Since Gentoo move to baselayout2/openRC, /etc/conf.d/clock is obsolete and replaced by /etc/conf.d/hwclock.

----------

## Punchcutter

 *junksiu wrote:*   

> Since Gentoo move to baselayout2/openRC, /etc/conf.d/clock is obsolete and replaced by /etc/conf.d/hwclock.

 This is the critical piece of info I was missing.  I was marginally aware of this switch to OpenRC, but it seems to me it was not publicized nearly well enough.... the implications are potentially devastating, and yet this happened to my system without my being especially aware of it.  If any developers are reading this: make sure your userbase knows what's happening and give them a chance to react to it!

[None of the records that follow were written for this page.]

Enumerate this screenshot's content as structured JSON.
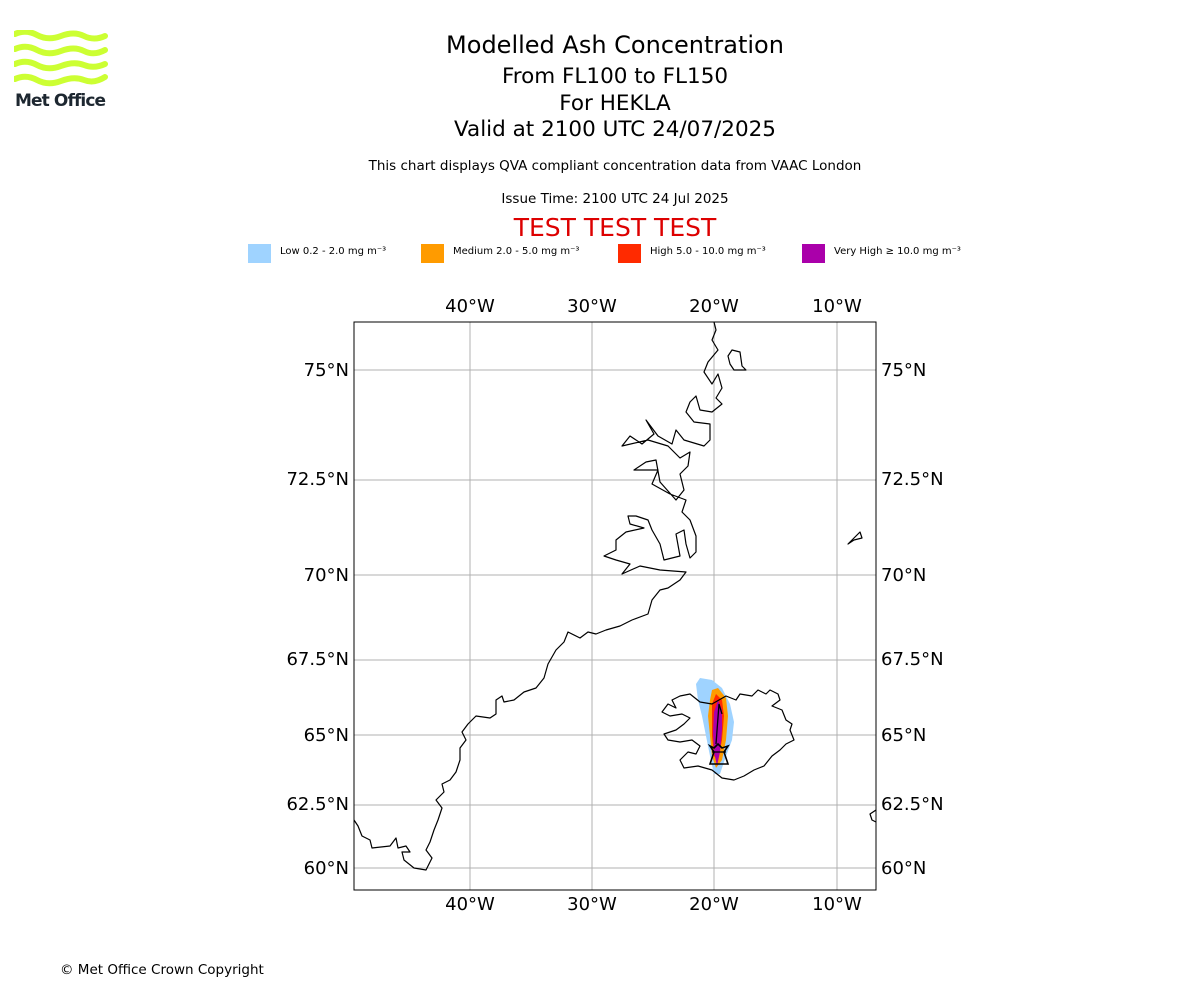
{
  "header": {
    "logo_text": "Met Office",
    "title": "Modelled Ash Concentration",
    "subtitle": "From FL100 to FL150",
    "volcano_line": "For HEKLA",
    "valid_line": "Valid at 2100 UTC 24/07/2025",
    "disclaimer": "This chart displays QVA compliant concentration data from VAAC London",
    "issue_time": "Issue Time: 2100 UTC 24 Jul 2025",
    "test_banner": "TEST TEST TEST"
  },
  "legend": [
    {
      "label": "Low 0.2 - 2.0 mg m⁻³",
      "color": "#9fd3ff"
    },
    {
      "label": "Medium 2.0 - 5.0 mg m⁻³",
      "color": "#ff9b00"
    },
    {
      "label": "High 5.0 - 10.0 mg m⁻³",
      "color": "#ff2a00"
    },
    {
      "label": "Very High  ≥  10.0 mg m⁻³",
      "color": "#aa00aa"
    }
  ],
  "map": {
    "longitude_labels": [
      "40°W",
      "30°W",
      "20°W",
      "10°W"
    ],
    "latitude_labels": [
      "75°N",
      "72.5°N",
      "70°N",
      "67.5°N",
      "65°N",
      "62.5°N",
      "60°N"
    ],
    "gridlines": true,
    "volcano_marker": "volcano-triangle",
    "colors": {
      "coastline": "#000000",
      "grid": "#b0b0b0",
      "logo": "#ccff33"
    }
  },
  "footer": {
    "copyright": "© Met Office Crown Copyright"
  }
}
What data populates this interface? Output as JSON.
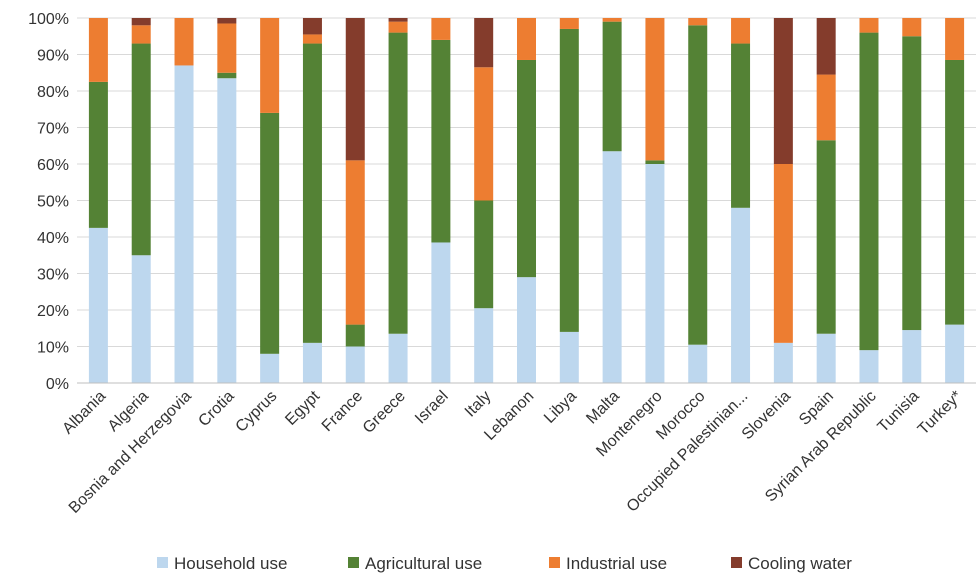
{
  "chart_data": {
    "type": "bar",
    "stacked": true,
    "title": "",
    "xlabel": "",
    "ylabel": "",
    "ylim": [
      0,
      100
    ],
    "yticks": [
      "0%",
      "10%",
      "20%",
      "30%",
      "40%",
      "50%",
      "60%",
      "70%",
      "80%",
      "90%",
      "100%"
    ],
    "grid": true,
    "legend_position": "bottom",
    "categories": [
      "Albania",
      "Algeria",
      "Bosnia and Herzegovia",
      "Crotia",
      "Cyprus",
      "Egypt",
      "France",
      "Greece",
      "Israel",
      "Italy",
      "Lebanon",
      "Libya",
      "Malta",
      "Montenegro",
      "Morocco",
      "Occupied Palestinian...",
      "Slovenia",
      "Spain",
      "Syrian Arab Republic",
      "Tunisia",
      "Turkey*"
    ],
    "series": [
      {
        "name": "Household use",
        "color": "#bdd7ee",
        "values": [
          42.5,
          35,
          87,
          83.5,
          8,
          11,
          10,
          13.5,
          38.5,
          20.5,
          29,
          14,
          63.5,
          60,
          10.5,
          48,
          11,
          13.5,
          9,
          14.5,
          16
        ]
      },
      {
        "name": "Agricultural use",
        "color": "#548235",
        "values": [
          40,
          58,
          0,
          1.5,
          66,
          82,
          6,
          82.5,
          55.5,
          29.5,
          59.5,
          83,
          35.5,
          1,
          87.5,
          45,
          0,
          53,
          87,
          80.5,
          72.5
        ]
      },
      {
        "name": "Industrial use",
        "color": "#ed7d31",
        "values": [
          17.5,
          5,
          13,
          13.5,
          26,
          2.5,
          45,
          3,
          6,
          36.5,
          11.5,
          3,
          1,
          39,
          2,
          7,
          49,
          18,
          4,
          5,
          11.5
        ]
      },
      {
        "name": "Cooling water",
        "color": "#843c2c",
        "values": [
          0,
          2,
          0,
          1.5,
          0,
          4.5,
          39,
          1,
          0,
          13.5,
          0,
          0,
          0,
          0,
          0,
          0,
          40,
          15.5,
          0,
          0,
          0
        ]
      }
    ]
  }
}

Needless to say, when I switched over to using the hwclock file (and read the doc page on OpenRC transition), the clock got set to the correct time.

Thanks,

Dave

----------

## yabbadabbadont

You must be running a fully unstable system if you got the new baselayout and openrc.  They haven't been marked stable yet.  Before they are, I'm sure that they will receive a lot more publicity.

----------

## Punchcutter

D'oh!   :Embarassed:   I've been running Gentoo for over a year now (on another machine) and I was not familiar with how the concept of "stable/unstable" is used in portage!  Now that I check the docs, I see it is controlled by the ACCEPT_KEYWORDS="~x86", which I decided on a whim to include in this install, not fully understanding the ramifications.  Live and learn  :Rolling Eyes: 

If I want to go back to a stable system, but keep the new baselayout and OpenRC (I've already changed a lot of stuff in my /etc as a result), is that gonna cause a big mess? Should I just avoid changing the ACCEPT_KEYWORDS at this point?

(update: I just did emerge -pvuDN world after commenting out ACCEPT_KEYWORDS in make.conf, and there are about 20 packages that are now masked, i.e. that don't belong in a stable system, including my kernel   :Sad:   Looks like a mess.... but I'm hoping there's a magic way to work around this, that one of you guys can tell me  :Smile: )

Thanks!

Dave

p.s. I'm starting to wonder if this might be related to another problem I'm currently having?

----------

## Punchcutter

I've decided to jump in with both feet and consider it a learning experience... this is not a machine anyone is depending on at this point, so I can take time to use it this way....

I've removed ~x86 from make.conf, added a few things like gentoo-sources, baselayout and openrc to package.keywords with ~x86 to keep them at the newer versions, and started an emerge -uDN world (I did a --sync earlier in the evening so I should be ok there)

Wish me luck....   :Shocked:   Any hints about important things I may have overlooked are deeply appreciated...

Dave

----------

## yabbadabbadont

Be sure to run revdep-rebuild after your emerge finishes.  It is part of gentoolkit if you don't already have it.  Run it with "--pretend" first, just as you would with emerge, to see what it is going to do.

If you still run into weird issues, even after that, then it would probably be time to run: emerge -e system && emerge -e world

so that the entire toolchain and all libraries are consistent.

----------

## Punchcutter

Thanks again for the advice... although I was able to re-emerge world successfully and revdep-rebuild fixed a couple things and seemed to work fine as well, I am in fact now getting a weirdness with X, as documented in this new thread.  I'm hoping someone can help me fix this without re-emerging the world again with -e, but if it comes to that, then I guess that's what I learned as a result of this experiment  :Smile: 

Dave

----------